Every year a panel of wordsmiths select words from the Australian lexicon, often plundered from the internet and pop culture, for inclusion in the dictionary’s online version.
Of those new words in popular usage last year, the five-member committee including the dictionary’s editor Susan Butler favoured the noun infovore.
A compression of the words information and herbivore or carnivore, it suggests a feeder of information who achieves instant gratification from discovering on their smart phone immediately what they want to know.
‘‘It’s common enough that there is a joke version of infovore called info-whore which is a good indication of frequency,’’ Butler said.
An honourable mention went to firescape, which means to landscape with the possibility of bushfire in mind.
‘‘There is a sense that the lexicon is expanding with the expanding significance and intensity of bushfires in our lives,’’ Butler said.

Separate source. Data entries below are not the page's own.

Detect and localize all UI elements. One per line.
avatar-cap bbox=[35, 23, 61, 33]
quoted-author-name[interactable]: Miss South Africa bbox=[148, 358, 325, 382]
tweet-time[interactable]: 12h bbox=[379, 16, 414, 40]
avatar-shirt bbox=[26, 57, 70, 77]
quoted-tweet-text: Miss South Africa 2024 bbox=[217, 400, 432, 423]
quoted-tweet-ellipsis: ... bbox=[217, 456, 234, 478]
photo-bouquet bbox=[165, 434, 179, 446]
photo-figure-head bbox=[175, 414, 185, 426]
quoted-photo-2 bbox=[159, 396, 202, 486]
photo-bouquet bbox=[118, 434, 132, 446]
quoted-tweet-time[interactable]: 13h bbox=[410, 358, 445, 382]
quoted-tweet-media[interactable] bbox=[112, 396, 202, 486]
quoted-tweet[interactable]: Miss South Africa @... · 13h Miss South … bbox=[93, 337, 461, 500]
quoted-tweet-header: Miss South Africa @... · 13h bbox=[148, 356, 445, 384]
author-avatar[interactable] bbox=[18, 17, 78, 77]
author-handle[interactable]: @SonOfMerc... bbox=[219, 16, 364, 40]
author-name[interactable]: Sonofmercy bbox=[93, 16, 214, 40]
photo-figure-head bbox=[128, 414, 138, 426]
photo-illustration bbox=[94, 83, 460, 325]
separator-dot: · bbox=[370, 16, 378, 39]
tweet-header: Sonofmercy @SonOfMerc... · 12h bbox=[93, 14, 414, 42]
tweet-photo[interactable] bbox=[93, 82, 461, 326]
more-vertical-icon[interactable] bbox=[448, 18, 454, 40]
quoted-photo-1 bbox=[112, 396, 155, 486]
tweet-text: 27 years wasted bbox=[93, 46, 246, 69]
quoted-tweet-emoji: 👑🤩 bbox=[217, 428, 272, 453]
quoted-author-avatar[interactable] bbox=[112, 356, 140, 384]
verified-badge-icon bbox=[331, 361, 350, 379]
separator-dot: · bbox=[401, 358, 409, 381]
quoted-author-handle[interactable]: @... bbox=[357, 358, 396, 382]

Cli-fi, a genre of science fiction based on the premise that climate change fundamentally changes the way human beings live, was also runner-up. Mummy porn, erotic fiction targeted at women, was recently included in the sixth print edition of the Macquarie Dictionary, owing its inclusion to the bestseller Fifty Shades of Grey.
Fashion has given us the fingerless hobo gloves, and the burkini, bikinis designed for Muslim women. But it was the onesie that was voted by the dictionary’s readers as the most popular phrase of the past year. It’s a noun meaning a loose fitting one piece suit, usually of stretch fabric, gathered at the wrists and ankles and loose at the crotch.